Unconventional Resources

Authors of the ninth paper Phase Behavior and Minimum Miscibility Pressure in Nanopores modified conventional vapor/liquid equilibrium (VLE) calculations to account for the capillary pressure and the critical-pressure and -temperature shifts in nanopores. The modified VLE was then used to study the phase behavior of reservoir fluids in unconventional reservoirs. In the penultimate paper Effect of Reservoir Heterogeneity on Primary Recovery and CO Huff ‘n’ Puff Recovery in Shale-Oil Reservoirs the UTComp reservoir simulator was used to simulate both primary recovery and CO huff ’n’ puff recovery in the middle Bakken formation of the Elm Coulee field.

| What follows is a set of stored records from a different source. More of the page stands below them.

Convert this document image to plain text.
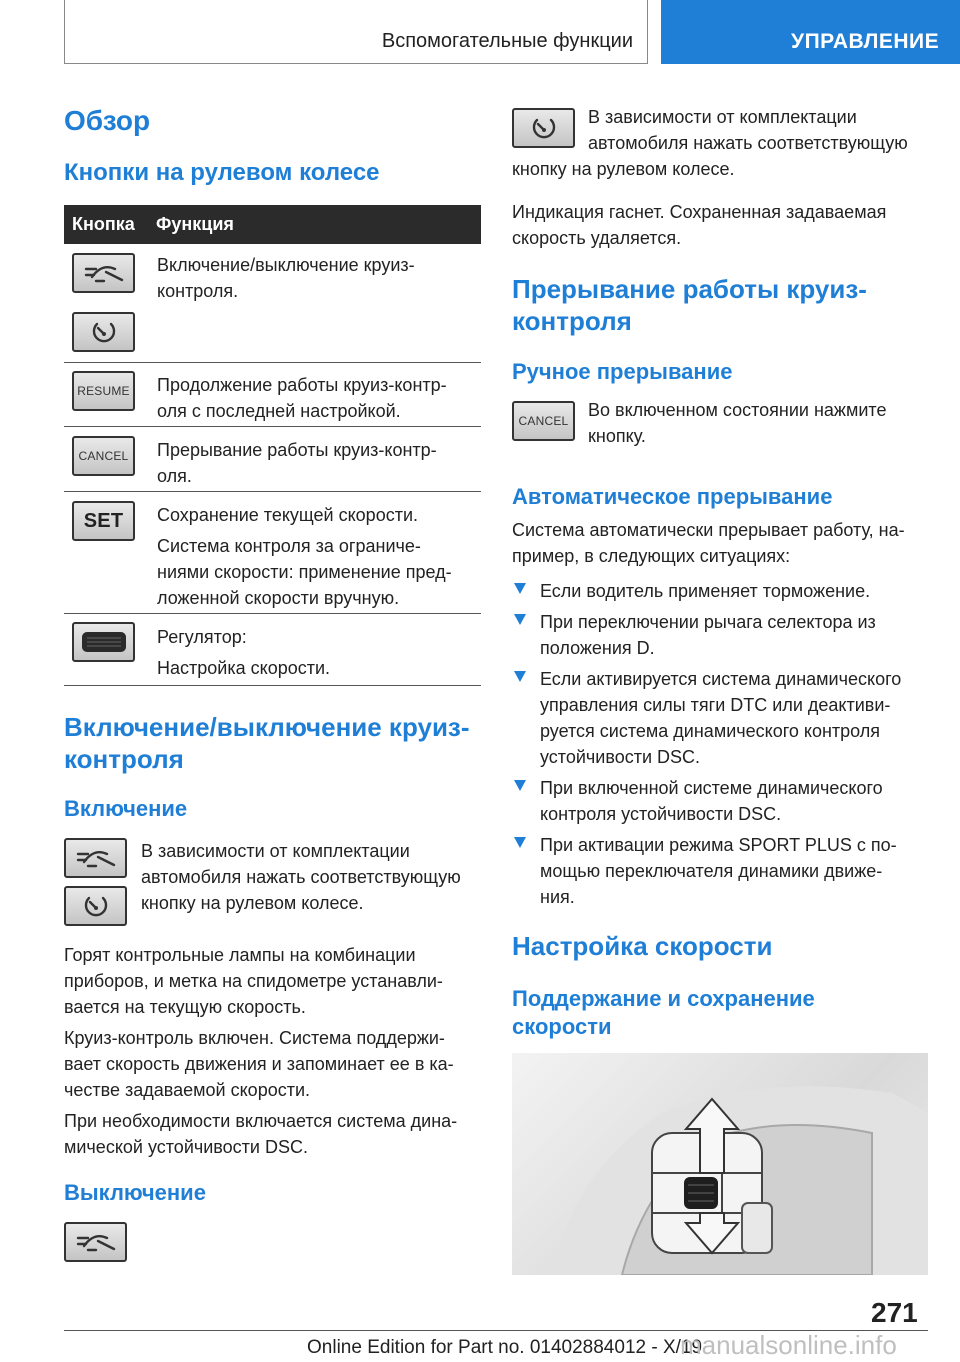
Вспомогательные функции	УПРАВЛЕНИЕ
Обзор
Кнопки на рулевом колесе
Кнопка Функция
Включение/выключение круиз-
контроля.
RESUME Продолжение работы круиз-контр-
оля с последней настройкой.
CANCEL Прерывание работы круиз-контр-
оля.
SET Сохранение текущей скорости.
Система контроля за ограниче-
ниями скорости: применение пред-
ложенной скорости вручную.
Регулятор:
Настройка скорости.
Включение/выключение круиз-
контроля
Включение
В зависимости от комплектации
автомобиля нажать соответствующую
кнопку на рулевом колесе.
Горят контрольные лампы на комбинации
приборов, и метка на спидометре устанавли-
вается на текущую скорость.
Круиз-контроль включен. Система поддержи-
вает скорость движения и запоминает ее в ка-
честве задаваемой скорости.
При необходимости включается система дина-
мической устойчивости DSC.
Выключение
В зависимости от комплектации
автомобиля нажать соответствующую
кнопку на рулевом колесе.
Индикация гаснет. Сохраненная задаваемая
скорость удаляется.
Прерывание работы круиз-
контроля
Ручное прерывание
CANCEL
Во включенном состоянии нажмите
кнопку.
Автоматическое прерывание
Система автоматически прерывает работу, на-
пример, в следующих ситуациях:
Если водитель применяет торможение.
При переключении рычага селектора из
положения D.
Если активируется система динамического
управления силы тяги DTC или деактиви-
руется система динамического контроля
устойчивости DSC.
При включенной системе динамического
контроля устойчивости DSC.
При активации режима SPORT PLUS с по-
мощью переключателя динамики движе-
ния.
Настройка скорости
Поддержание и сохранение
скорости
271
Online Edition for Part no. 01402884012 - X/19
manualsonline.info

The study suggests that reservoir heterogeneity leads to a faster decline of recovery rate in the production stage. The closing study Nonempirical Apparent Permeability of Shale shows that a combination of Darcy flow and Knudsen flow (i.e., ignoring the Klinkenberg effect), can describe gas flow for a range of Knudsen flow applicable to a shale-gas system.

Finally, as you all know the ATCE 2014 meeting is right around the corner, so what better time to catch up! I look forward to seeing many of you then, but in the meantime enjoy the read!